The report describes how FTX was led by Sam Bankman-Fried (SBF), with other executives almost universally deferring to him. The report also highlights unmanaged so-called ‘key person risk’ with one executive saying, “If Nishad (Singh, the firm’s director of engineering) got hit by a bus, the whole company would be done. Same issue with Gary.”
FTX also lacked an internal audit team, and many of its entities worked without key financial and risk personnel including chief financial officers, chief risk officers, or a global controller. However, before FTX’s potential listing on NASDAQ, the company needed to demonstrate that it had internal controls in place. As a result, employees were instructed to adapt versions provided by FTX’s accountants to their own procedures in less than a day.
According to the report, no employees were ever trained to use these procedures.
FTX wallets weren’t multi-sig
Furthermore, FTX had no personnel dedicated to cybersecurity and stored the private keys to its crypto assets ‘hot’ in Amazon Web Services (AWS). This ran contrary to SBF and FTX’s insistence that the company operated separate hot and cold wallets.
Alarmingly, these wallets were not multi-signature wallets, and many private keys and confidential account details were stored in plain text without encryption. Not only that, many had no backup procedure meaning they could easily be lost.
Alameda keys were sometimes simply labeled ‘use this’ or ‘do not use.’ The passwords for the nodes maintaining many of these wallets were stored in plain text and committed to the code repository, as well as being frequently reused between nodes.
Read more: Bitfinex and unknown sources deposit $13M in Alameda Research crypto wallet
FTX did a poor job of maintaining appropriate privileges and separations between its systems. Many users had access to the various wallets, instead of it being restricted to the smallest possible number of users and the company even failed to enforce 2FA for its password-management system.
Infrastructure was also shared between FTX, FTX US, and Alameda preventing these entities from being appropriately segregated. The companies also lacked alerts to flag when any of its wallets or their root AWS credentials were used.
FTX’s software deployment process also neglected to implement protections to ensure the software being deployed was safe to use, failing to check third-party software and using only minimal code review and testing procedures.
The exchange’s accounting system is also described as inadequate for the scale of its operations. It relied on Quickbooks, Google Documents, Slack, and basic spreadsheets to track its financial situation, with 56 entities not producing financial statements of any kind. Other reports were not produced regularly or on a timely basis and review of the documents didn’t occur.

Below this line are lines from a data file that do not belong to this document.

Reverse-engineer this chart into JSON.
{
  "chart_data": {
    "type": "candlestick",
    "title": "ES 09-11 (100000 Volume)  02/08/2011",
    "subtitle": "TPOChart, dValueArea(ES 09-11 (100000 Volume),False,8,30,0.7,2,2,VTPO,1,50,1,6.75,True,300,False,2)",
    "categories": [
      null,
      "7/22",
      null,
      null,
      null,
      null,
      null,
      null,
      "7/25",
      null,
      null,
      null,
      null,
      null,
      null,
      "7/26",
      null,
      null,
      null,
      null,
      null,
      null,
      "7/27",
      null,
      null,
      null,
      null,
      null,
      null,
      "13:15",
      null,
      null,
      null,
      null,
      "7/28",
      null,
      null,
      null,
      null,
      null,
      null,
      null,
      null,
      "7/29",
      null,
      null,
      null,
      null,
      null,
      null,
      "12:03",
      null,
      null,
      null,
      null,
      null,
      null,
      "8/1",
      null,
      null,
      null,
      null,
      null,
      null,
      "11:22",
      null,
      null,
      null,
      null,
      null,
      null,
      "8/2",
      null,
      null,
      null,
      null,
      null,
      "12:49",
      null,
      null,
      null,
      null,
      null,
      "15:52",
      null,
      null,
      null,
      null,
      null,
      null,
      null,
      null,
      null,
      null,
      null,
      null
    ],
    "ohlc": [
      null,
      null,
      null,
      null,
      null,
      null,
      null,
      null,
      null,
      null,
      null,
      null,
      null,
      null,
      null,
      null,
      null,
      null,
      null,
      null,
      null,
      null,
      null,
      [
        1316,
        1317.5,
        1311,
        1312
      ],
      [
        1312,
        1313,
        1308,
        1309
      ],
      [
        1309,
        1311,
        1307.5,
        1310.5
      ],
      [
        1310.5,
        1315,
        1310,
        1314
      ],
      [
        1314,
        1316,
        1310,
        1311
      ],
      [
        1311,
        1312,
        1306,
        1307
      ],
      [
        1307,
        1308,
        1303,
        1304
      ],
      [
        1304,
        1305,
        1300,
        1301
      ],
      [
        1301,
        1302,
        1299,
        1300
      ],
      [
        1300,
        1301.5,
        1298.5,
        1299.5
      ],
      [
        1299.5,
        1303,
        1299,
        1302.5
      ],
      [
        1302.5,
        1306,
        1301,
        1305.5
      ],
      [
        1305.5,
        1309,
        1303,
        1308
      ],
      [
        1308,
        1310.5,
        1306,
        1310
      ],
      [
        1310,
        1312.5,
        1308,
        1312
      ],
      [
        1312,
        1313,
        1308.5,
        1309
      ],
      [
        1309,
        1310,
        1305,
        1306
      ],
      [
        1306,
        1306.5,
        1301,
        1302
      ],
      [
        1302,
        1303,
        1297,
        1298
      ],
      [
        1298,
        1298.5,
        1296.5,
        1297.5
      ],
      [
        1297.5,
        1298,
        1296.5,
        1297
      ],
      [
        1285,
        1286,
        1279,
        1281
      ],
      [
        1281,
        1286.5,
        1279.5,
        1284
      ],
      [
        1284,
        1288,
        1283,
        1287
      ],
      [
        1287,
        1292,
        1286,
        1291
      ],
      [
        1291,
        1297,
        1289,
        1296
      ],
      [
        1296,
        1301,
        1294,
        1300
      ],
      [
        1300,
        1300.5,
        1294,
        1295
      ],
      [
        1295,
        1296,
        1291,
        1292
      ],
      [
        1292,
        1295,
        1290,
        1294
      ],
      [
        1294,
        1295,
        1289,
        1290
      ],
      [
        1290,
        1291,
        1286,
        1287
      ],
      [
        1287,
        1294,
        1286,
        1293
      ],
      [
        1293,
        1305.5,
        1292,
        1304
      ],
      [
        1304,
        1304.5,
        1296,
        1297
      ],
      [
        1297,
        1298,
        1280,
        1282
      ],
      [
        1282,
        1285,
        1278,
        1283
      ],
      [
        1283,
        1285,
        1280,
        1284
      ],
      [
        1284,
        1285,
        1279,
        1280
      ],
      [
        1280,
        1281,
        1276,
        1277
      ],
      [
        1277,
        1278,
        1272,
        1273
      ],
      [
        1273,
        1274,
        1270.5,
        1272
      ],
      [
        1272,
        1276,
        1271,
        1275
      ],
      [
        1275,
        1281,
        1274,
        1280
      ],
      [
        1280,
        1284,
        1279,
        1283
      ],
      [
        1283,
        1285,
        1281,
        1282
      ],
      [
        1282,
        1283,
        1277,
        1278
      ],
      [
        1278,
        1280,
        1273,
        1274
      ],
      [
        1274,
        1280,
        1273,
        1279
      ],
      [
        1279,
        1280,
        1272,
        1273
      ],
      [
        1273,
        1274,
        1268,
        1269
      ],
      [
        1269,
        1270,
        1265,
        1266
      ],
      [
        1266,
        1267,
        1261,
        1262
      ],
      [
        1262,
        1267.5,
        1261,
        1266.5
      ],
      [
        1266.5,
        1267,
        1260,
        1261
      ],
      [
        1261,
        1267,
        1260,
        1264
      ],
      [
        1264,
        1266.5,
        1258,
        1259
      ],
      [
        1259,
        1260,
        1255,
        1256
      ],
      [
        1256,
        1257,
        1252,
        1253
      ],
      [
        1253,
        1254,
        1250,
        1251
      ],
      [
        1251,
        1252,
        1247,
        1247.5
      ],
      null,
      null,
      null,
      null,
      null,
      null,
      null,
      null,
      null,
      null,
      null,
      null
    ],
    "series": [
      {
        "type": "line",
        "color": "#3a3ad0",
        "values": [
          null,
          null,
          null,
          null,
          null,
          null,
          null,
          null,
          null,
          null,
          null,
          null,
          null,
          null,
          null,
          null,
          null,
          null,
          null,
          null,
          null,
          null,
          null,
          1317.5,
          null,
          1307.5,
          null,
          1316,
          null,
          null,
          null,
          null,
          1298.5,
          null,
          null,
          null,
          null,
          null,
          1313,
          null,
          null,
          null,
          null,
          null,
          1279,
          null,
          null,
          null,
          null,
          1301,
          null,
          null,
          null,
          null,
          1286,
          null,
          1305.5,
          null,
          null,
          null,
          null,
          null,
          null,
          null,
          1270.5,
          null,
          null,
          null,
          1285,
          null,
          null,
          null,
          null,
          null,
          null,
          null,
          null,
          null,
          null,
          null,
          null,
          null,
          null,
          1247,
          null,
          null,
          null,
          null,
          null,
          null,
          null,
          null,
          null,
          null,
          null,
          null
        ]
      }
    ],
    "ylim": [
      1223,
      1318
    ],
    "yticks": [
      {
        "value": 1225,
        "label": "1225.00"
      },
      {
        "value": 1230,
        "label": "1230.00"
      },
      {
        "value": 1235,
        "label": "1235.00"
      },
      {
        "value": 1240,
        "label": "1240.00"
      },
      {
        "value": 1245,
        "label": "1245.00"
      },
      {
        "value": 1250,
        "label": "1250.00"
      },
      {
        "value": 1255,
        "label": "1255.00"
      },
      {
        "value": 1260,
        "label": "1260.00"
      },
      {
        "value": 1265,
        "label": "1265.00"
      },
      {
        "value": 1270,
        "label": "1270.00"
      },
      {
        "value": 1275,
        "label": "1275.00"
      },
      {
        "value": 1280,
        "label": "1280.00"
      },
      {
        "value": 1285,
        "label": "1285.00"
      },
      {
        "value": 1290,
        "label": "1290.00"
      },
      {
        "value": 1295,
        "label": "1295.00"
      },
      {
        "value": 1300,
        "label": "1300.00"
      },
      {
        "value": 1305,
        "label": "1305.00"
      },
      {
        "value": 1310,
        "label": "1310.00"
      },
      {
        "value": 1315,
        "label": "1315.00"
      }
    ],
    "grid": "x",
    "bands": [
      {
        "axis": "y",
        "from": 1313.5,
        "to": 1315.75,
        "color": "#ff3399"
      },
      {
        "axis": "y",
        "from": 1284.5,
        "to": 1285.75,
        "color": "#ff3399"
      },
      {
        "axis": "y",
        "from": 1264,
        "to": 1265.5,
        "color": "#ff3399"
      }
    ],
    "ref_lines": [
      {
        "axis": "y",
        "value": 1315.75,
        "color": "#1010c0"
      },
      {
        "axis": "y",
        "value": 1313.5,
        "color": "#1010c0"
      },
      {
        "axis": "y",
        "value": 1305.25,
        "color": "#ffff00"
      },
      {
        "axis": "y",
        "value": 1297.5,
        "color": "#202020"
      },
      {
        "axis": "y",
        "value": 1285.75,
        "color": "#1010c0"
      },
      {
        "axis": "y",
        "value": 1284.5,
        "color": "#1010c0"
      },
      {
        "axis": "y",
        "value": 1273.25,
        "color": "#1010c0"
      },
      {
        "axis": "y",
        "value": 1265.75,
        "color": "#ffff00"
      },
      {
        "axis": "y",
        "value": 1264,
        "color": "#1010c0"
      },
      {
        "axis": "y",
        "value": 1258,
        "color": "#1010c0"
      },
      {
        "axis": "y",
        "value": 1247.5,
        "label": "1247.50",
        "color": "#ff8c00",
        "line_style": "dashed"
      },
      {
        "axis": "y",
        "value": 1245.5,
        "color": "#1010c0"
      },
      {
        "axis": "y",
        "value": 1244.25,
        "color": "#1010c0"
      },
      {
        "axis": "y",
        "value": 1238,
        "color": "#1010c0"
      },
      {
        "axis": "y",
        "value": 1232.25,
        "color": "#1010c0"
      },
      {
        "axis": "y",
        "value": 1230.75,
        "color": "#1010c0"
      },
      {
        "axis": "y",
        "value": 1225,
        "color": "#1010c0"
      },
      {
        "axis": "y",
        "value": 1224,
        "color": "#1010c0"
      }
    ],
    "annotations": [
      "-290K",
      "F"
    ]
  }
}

Key documents including documenting related party loans weren’t accurate or present.
The report further describes how thousands of ‘deposit checks’ weren’t deposited regularly and would accumulate like ‘junk mail.’
According to the report, Alameda was often unaware of its own positions and it wasn’t possible to determine how many of the positions were marked. One ‘portfolio summary’ reportedly contained the instruction for Alameda employees to “come up with some numbers? idk.” SBF described Alameda as “hilariously beyond any threshold of any auditor being able to even partially get through an audit.”
He added that “we are only able to ballpark what its balances are” and “sometimes find $50 million of assets lying around that we lost track of; such is life.”
Alameda was given an unlimited ability to trade
The report talks about how the FTX group had over 1,000 accounts on crypto exchanges around the world, but kept no centralized record of where they were or how many assets they held. Interestingly, many of the accounts were created with email addresses, names, and shell companies that appeared to have no connection to FTX.
Many of the accounting difficulties were compounded by the fact that assets and liabilities seemed to move fluidly across the enterprise with no respect for formal corporate boundaries or ensuring there was adequate documentation.
The report also re-iterates the many special privileges that Alameda was given for trading on FTX. These included having an effectively unlimited ability to trade and withdraw assets, including customer assets, from FTX. It was also exempted from auto-liquidation. Other market makers were sometimes granted credit lines of up to $150 million if their balance went below zero, but none were allowed to withdraw in that state and Alameda alone had a credit line of $65 billion.
Read more: Panic and resignations reign over FTX’s final days
The report also re-tells the story of Brett Harrison’s resignation from FTX US, highlighting how after raising concerns about structure and controls at FTX US, his bonus was reduced and he was told to apologize.
The report asserts that the debtors in possession have so far been able to identify over $1 billion worth of crypto assets which were largely undocumented in the records. The process of identifying these included developing software to identify keys that were stored in the computing environment. Millions of documented keys were eventually identified.
FTX also apparently failed to establish appropriate controls and procedures while enabling Alameda to effectively gut the exchange.
SBF has been indicted on 12 counts so far, and has plead not guilty.